Die anerkannten Berufskrankheitsfälle, die im Zusammenhang mit der Exposition durch quarzführenden Stäube stehen zeigen, dass hierbei vor allem Arbeitnehmerinnen und Arbeitnehmer im ober- und untertätigen Bergbau, die Werksteinindustrie sowie der Erd-, Fels- und Tunnelbau betroffen sind.

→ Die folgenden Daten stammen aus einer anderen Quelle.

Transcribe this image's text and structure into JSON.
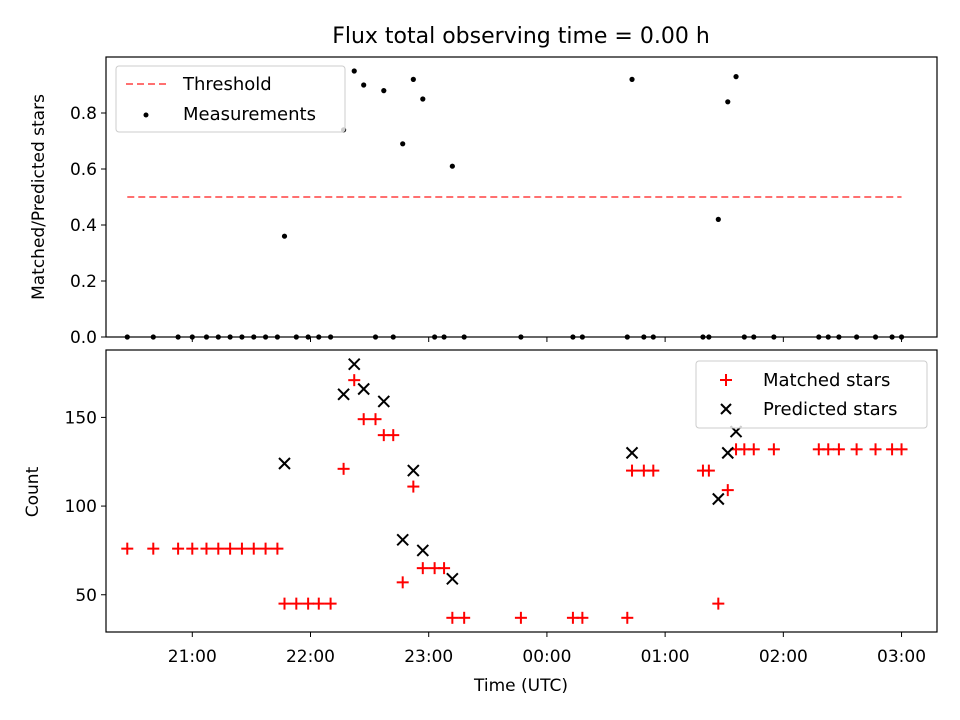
{
  "chart_data": [
    {
      "type": "scatter",
      "title": "Flux total observing time = 0.00 h",
      "xlabel": "",
      "ylabel": "Matched/Predicted stars",
      "xlim_hours": [
        20.27,
        27.3
      ],
      "ylim": [
        0,
        1.0
      ],
      "yticks": [
        0.0,
        0.2,
        0.4,
        0.6,
        0.8
      ],
      "yticklabels": [
        "0.0",
        "0.2",
        "0.4",
        "0.6",
        "0.8"
      ],
      "legend": {
        "position": "top-left",
        "entries": [
          "Threshold",
          "Measurements"
        ]
      },
      "threshold": {
        "name": "Threshold",
        "value": 0.5,
        "x_start_hours": 20.45,
        "x_end_hours": 27.0,
        "color": "#ff7070"
      },
      "measurements": {
        "name": "Measurements",
        "color": "#000000",
        "points": [
          [
            20.45,
            0
          ],
          [
            20.67,
            0
          ],
          [
            20.88,
            0
          ],
          [
            21.0,
            0
          ],
          [
            21.12,
            0
          ],
          [
            21.22,
            0
          ],
          [
            21.32,
            0
          ],
          [
            21.42,
            0
          ],
          [
            21.52,
            0
          ],
          [
            21.62,
            0
          ],
          [
            21.72,
            0
          ],
          [
            21.78,
            0.36
          ],
          [
            21.88,
            0
          ],
          [
            21.98,
            0
          ],
          [
            22.07,
            0
          ],
          [
            22.17,
            0
          ],
          [
            22.28,
            0.74
          ],
          [
            22.37,
            0.95
          ],
          [
            22.45,
            0.9
          ],
          [
            22.55,
            0
          ],
          [
            22.62,
            0.88
          ],
          [
            22.7,
            0
          ],
          [
            22.78,
            0.69
          ],
          [
            22.87,
            0.92
          ],
          [
            22.95,
            0.85
          ],
          [
            23.05,
            0
          ],
          [
            23.13,
            0
          ],
          [
            23.2,
            0.61
          ],
          [
            23.3,
            0
          ],
          [
            23.78,
            0
          ],
          [
            24.22,
            0
          ],
          [
            24.3,
            0
          ],
          [
            24.68,
            0
          ],
          [
            24.72,
            0.92
          ],
          [
            24.82,
            0
          ],
          [
            24.9,
            0
          ],
          [
            25.32,
            0
          ],
          [
            25.37,
            0
          ],
          [
            25.45,
            0.42
          ],
          [
            25.53,
            0.84
          ],
          [
            25.6,
            0.93
          ],
          [
            25.67,
            0
          ],
          [
            25.75,
            0
          ],
          [
            25.92,
            0
          ],
          [
            26.3,
            0
          ],
          [
            26.38,
            0
          ],
          [
            26.47,
            0
          ],
          [
            26.62,
            0
          ],
          [
            26.78,
            0
          ],
          [
            26.92,
            0
          ],
          [
            27.0,
            0
          ]
        ]
      }
    },
    {
      "type": "scatter",
      "title": "",
      "xlabel": "Time (UTC)",
      "ylabel": "Count",
      "xlim_hours": [
        20.27,
        27.3
      ],
      "ylim": [
        29,
        188
      ],
      "yticks": [
        50,
        100,
        150
      ],
      "yticklabels": [
        "50",
        "100",
        "150"
      ],
      "xticks_hours": [
        21,
        22,
        23,
        24,
        25,
        26,
        27
      ],
      "xticklabels": [
        "21:00",
        "22:00",
        "23:00",
        "00:00",
        "01:00",
        "02:00",
        "03:00"
      ],
      "legend": {
        "position": "top-right",
        "entries": [
          "Matched stars",
          "Predicted stars"
        ]
      },
      "series": [
        {
          "name": "Matched stars",
          "marker": "+",
          "color": "#ff0000",
          "points": [
            [
              20.45,
              76
            ],
            [
              20.67,
              76
            ],
            [
              20.88,
              76
            ],
            [
              21.0,
              76
            ],
            [
              21.12,
              76
            ],
            [
              21.22,
              76
            ],
            [
              21.32,
              76
            ],
            [
              21.42,
              76
            ],
            [
              21.52,
              76
            ],
            [
              21.62,
              76
            ],
            [
              21.72,
              76
            ],
            [
              21.78,
              45
            ],
            [
              21.88,
              45
            ],
            [
              21.98,
              45
            ],
            [
              22.07,
              45
            ],
            [
              22.17,
              45
            ],
            [
              22.28,
              121
            ],
            [
              22.37,
              171
            ],
            [
              22.45,
              149
            ],
            [
              22.55,
              149
            ],
            [
              22.62,
              140
            ],
            [
              22.7,
              140
            ],
            [
              22.78,
              57
            ],
            [
              22.87,
              111
            ],
            [
              22.95,
              65
            ],
            [
              23.05,
              65
            ],
            [
              23.13,
              65
            ],
            [
              23.2,
              37
            ],
            [
              23.3,
              37
            ],
            [
              23.78,
              37
            ],
            [
              24.22,
              37
            ],
            [
              24.3,
              37
            ],
            [
              24.68,
              37
            ],
            [
              24.72,
              120
            ],
            [
              24.82,
              120
            ],
            [
              24.9,
              120
            ],
            [
              25.32,
              120
            ],
            [
              25.37,
              120
            ],
            [
              25.45,
              45
            ],
            [
              25.53,
              109
            ],
            [
              25.6,
              132
            ],
            [
              25.67,
              132
            ],
            [
              25.75,
              132
            ],
            [
              25.92,
              132
            ],
            [
              26.3,
              132
            ],
            [
              26.38,
              132
            ],
            [
              26.47,
              132
            ],
            [
              26.62,
              132
            ],
            [
              26.78,
              132
            ],
            [
              26.92,
              132
            ],
            [
              27.0,
              132
            ]
          ]
        },
        {
          "name": "Predicted stars",
          "marker": "x",
          "color": "#000000",
          "points": [
            [
              21.78,
              124
            ],
            [
              22.28,
              163
            ],
            [
              22.37,
              180
            ],
            [
              22.45,
              166
            ],
            [
              22.62,
              159
            ],
            [
              22.78,
              81
            ],
            [
              22.87,
              120
            ],
            [
              22.95,
              75
            ],
            [
              23.2,
              59
            ],
            [
              24.72,
              130
            ],
            [
              25.45,
              104
            ],
            [
              25.53,
              130
            ],
            [
              25.6,
              142
            ]
          ]
        }
      ]
    }
  ]
}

Zur Sensibilisierung der Arbeitgeberinnen und Arbeitgeber für die Problematik Quarzfeinstaub wird im ersten Schritt ein Beratungs- und Kontrollschwerpunkt für eine staubarme (staubfreie) Arbeitsweise auf Baustellen und im ober- und untertägigen Bergbau und im Besonderen die Reduktion oder Vermeidung von „Quarzfeinstaub“ durchgeführt. 

Gesetzliche Bestimmungen

Auf Grund der Einstufung des Quarzfeinstaubes als kanzerogen und der damit verbundenen Reduktion des Grenzwertes für Quarzfeinstaub (ein MAK-Tagesmittelwert) um 2/3 von 0,15 mg/m³ auf 0,05 mg/m³, sind vor allem die Bestimmungen des ArbeitnehmerInnenschutzgesetz (ASchG), der Grenzwerteverordnung 2021 (GKV) und die Verordnung zur Gesundheitsüberwachung am Arbeitsplatz 2020 (VGÜ) einzuhalten. Dazu werden den Arbeitgeberinnen und Arbeitgebern bei der Beratung Branchenlösung und Evaluierungshilfen zur Verfügung gestellt, um mit technischen, organisatorischen Maßnahmen die Einhaltung der Vorschriften und des Grenzwertes bei einer Quarzstaubexposition zu erreichen. Zusätzlich wird auf der Homepage der Arbeitsinspektion unter der Rubrik „Arbeitsstoffe mit Sonderbestimmungen - Quarzfeinstaub “ vertiefend über die Vorgaben zu Quarzfeinstaub informiert. 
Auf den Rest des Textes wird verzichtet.